Far from Wall Street, a relatively small mutual fund last year put some of the East’s established giants to shame. Enterprise Fund of Los Angeles registered a 116.9% gain in net assets. Among the 20 best mutual-fund per formers for five years, Enterprise really started moving when soft-spoken Fred Carr, 36, took over its management in October 1966: under his guidance, the fund’s assets have increased from less than $20 million to $250 million, and the value of a share has jumped from $3.77 to over $9.

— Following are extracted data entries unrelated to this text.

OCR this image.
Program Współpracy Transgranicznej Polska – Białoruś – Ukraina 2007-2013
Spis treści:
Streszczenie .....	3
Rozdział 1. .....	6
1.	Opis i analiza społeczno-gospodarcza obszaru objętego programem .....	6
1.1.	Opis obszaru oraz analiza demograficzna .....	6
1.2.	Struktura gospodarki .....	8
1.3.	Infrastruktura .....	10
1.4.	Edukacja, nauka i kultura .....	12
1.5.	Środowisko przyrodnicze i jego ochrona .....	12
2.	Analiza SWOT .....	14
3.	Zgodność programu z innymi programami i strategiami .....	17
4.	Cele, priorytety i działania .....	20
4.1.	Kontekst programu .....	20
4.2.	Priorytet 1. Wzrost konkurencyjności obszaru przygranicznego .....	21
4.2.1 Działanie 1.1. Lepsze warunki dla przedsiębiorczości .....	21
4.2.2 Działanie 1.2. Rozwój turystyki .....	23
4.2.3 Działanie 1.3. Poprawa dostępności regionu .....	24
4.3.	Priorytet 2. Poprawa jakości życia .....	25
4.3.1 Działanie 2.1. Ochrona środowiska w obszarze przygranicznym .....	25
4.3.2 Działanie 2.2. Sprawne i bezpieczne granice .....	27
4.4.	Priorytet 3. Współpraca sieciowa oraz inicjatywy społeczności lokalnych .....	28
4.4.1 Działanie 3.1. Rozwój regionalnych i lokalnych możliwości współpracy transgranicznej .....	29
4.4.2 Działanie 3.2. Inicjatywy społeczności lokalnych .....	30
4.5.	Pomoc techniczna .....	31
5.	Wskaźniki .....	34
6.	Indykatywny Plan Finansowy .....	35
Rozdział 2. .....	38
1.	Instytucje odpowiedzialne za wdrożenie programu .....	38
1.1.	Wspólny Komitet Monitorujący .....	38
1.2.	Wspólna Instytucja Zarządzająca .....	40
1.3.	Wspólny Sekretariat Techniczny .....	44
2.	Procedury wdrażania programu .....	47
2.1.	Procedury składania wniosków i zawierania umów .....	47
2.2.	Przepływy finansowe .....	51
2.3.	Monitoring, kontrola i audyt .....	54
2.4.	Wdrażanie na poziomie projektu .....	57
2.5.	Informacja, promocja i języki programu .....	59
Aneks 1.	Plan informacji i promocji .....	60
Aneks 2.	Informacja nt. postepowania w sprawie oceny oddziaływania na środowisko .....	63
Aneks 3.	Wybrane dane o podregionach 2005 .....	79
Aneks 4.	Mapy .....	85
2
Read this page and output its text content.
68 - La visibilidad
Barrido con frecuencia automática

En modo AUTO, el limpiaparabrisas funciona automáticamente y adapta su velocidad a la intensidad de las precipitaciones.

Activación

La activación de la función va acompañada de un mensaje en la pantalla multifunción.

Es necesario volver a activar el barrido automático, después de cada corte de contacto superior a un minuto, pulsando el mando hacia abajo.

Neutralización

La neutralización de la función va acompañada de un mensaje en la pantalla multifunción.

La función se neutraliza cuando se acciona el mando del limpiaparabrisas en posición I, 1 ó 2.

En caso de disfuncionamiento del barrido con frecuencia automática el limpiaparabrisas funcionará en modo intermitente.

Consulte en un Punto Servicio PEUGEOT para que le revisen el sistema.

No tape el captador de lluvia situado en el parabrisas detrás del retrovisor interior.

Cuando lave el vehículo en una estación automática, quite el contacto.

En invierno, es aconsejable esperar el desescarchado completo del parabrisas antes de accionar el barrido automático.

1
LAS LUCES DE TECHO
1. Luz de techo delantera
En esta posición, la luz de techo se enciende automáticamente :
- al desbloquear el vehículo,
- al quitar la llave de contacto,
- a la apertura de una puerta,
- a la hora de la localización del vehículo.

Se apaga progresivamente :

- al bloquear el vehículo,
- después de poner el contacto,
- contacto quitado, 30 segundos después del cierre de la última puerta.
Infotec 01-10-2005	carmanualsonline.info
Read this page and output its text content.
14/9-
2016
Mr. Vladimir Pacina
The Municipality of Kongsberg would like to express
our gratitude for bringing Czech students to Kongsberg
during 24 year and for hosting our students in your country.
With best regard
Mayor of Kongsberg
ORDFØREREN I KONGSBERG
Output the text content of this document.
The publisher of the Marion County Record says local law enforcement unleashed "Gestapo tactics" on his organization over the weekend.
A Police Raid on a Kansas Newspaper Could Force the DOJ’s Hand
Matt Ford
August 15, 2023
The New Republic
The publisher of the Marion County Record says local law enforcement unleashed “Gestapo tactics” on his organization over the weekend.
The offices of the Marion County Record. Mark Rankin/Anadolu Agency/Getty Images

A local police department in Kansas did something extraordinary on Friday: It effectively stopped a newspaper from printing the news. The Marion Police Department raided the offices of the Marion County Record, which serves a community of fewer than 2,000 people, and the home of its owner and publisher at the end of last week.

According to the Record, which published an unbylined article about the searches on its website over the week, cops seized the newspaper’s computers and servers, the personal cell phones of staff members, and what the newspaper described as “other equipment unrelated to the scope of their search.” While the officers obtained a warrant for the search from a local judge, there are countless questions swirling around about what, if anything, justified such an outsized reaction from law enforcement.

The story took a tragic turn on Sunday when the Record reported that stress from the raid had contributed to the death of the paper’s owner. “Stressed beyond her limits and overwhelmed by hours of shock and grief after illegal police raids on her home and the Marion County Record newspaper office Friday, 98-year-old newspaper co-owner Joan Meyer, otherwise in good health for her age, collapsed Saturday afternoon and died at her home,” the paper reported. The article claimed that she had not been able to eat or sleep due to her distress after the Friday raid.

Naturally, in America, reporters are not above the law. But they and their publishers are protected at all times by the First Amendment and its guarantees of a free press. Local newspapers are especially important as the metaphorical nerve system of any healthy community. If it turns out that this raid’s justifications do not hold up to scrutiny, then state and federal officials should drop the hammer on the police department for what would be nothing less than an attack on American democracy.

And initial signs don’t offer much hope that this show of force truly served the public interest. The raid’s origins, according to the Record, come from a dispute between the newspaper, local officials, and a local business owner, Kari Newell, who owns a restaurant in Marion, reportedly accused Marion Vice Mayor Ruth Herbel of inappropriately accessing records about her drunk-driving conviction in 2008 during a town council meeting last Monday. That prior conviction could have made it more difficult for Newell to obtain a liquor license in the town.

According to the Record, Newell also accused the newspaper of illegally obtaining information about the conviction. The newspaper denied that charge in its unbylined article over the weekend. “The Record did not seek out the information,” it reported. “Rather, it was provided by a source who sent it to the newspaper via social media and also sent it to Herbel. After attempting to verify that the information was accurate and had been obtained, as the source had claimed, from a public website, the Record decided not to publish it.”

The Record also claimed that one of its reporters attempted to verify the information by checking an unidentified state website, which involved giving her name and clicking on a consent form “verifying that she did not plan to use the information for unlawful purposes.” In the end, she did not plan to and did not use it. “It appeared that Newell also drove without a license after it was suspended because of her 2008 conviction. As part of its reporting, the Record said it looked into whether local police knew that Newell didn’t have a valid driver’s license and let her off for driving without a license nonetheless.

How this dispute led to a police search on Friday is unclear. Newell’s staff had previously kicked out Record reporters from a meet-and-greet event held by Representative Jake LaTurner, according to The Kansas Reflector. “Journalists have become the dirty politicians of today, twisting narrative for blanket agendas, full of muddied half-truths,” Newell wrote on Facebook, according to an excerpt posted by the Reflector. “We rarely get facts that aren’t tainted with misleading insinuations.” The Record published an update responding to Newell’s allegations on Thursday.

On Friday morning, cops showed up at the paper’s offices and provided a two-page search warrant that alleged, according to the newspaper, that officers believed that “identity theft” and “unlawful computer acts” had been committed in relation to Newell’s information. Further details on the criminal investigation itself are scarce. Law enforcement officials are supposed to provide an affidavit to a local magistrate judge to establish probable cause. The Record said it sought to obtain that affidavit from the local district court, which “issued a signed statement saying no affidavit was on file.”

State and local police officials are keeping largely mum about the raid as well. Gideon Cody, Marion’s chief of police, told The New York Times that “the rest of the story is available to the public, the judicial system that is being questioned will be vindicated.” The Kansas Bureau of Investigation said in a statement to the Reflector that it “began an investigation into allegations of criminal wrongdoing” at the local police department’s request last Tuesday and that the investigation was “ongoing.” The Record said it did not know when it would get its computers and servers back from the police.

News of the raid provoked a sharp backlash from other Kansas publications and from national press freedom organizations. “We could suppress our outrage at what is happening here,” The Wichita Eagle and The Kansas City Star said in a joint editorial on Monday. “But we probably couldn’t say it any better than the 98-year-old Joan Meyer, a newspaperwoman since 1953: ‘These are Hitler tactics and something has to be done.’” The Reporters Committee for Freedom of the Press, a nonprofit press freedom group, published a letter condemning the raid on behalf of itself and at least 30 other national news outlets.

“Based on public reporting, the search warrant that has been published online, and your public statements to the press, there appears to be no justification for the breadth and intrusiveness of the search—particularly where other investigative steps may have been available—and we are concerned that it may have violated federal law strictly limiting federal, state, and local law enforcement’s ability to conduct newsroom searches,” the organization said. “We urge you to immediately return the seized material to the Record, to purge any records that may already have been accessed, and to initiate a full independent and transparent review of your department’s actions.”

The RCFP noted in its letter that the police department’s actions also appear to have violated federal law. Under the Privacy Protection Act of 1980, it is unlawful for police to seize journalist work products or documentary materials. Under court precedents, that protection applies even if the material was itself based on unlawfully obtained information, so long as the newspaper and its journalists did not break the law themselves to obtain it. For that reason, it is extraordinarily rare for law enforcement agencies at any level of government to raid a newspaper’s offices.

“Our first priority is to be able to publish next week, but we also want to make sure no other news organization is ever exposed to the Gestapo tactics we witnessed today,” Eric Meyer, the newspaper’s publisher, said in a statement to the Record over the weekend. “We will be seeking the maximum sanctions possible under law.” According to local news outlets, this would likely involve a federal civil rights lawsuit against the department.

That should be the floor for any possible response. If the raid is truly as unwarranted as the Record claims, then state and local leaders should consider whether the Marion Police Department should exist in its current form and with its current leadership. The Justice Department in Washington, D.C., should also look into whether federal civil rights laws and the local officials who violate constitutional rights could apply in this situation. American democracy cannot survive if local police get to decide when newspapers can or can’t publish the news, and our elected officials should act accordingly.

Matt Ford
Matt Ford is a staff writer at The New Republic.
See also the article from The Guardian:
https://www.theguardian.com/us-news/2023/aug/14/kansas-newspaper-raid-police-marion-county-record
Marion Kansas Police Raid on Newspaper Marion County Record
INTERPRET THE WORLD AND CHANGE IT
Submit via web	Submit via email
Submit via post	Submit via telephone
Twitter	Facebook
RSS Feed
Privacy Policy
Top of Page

Carr works with only one assistant, a secretary, and the informal counsel of a group of young investment analysts whom he calls his “dirty dozen.” He specializes in ferreting out what he calls “emerging growth companies,” and he puts most of his fund’s money into little-known firms with untapped market potential. Over a third of the companies on Enterprise’s list are still traded over the counter. When he cases a situation, Carr looks for two things: proven, imaginative management and a low price-earnings ratio. That way he is likely to catch a star as it moves from small to medium size.

No Fried Computers. So far, at least, the Carr formula seems to work. Tonka Toys, which he picked up for about $14 a share a year ago, is now being quoted at twice that amount. Another winner, Kentucky Fried Chicken, was acquired by the fund at about $7 per share; it is now selling in the $50s. “We took a lot of ribbing, especially from the East Coast, for adding something called Kentucky Fried Chicken to our portfolio,” says Carr. “Had it been called Kentucky Fried Computers it would probably be selling now for 180 times earnings.”

Carr’s father, an immigrant from Rumania, used to hawk vegetables from a pushcart in Manhattan. Young Fred had grander ideas. He began hanging around brokerage board rooms when he was 14. Every dollar he made while in high school—some $500—he invested and promptly lost, but his infatuation with the stock market continued. A junior-year dropout from California State College, he amassed $10,000 in such small business ventures as building concrete aprons for driveways and operating a gas station, before going to work for Bache & Co. as an assistant broker at $217 a month in 1956. Ten years later, when he joined Shareholders Management Co. of Los Angeles, which operates Enterprise Fund, he was able to buy a 20% interest. Today Carr’s personal worth is estimated at over $4,000,000 and he can devote more time to his hobby of solving chess problems, watched over by his wife, Dianne.

Not Too Worried. He hands a large share of the credit to the dirty dozen. Instead of the generally favored investment-committee process, he consults his advisers one by one. “These are loners, people who couldn’t work together,” he says. “They are cynical like I am. They don’t believe what they’re told. Together we open companies up to see what makes them tick.”

With that kind of philosophy, Carr isn’t too worried about the vagaries of the market in the year ahead. In fact, he coolly predicts a 200% growth rate for Enterprise in 1968.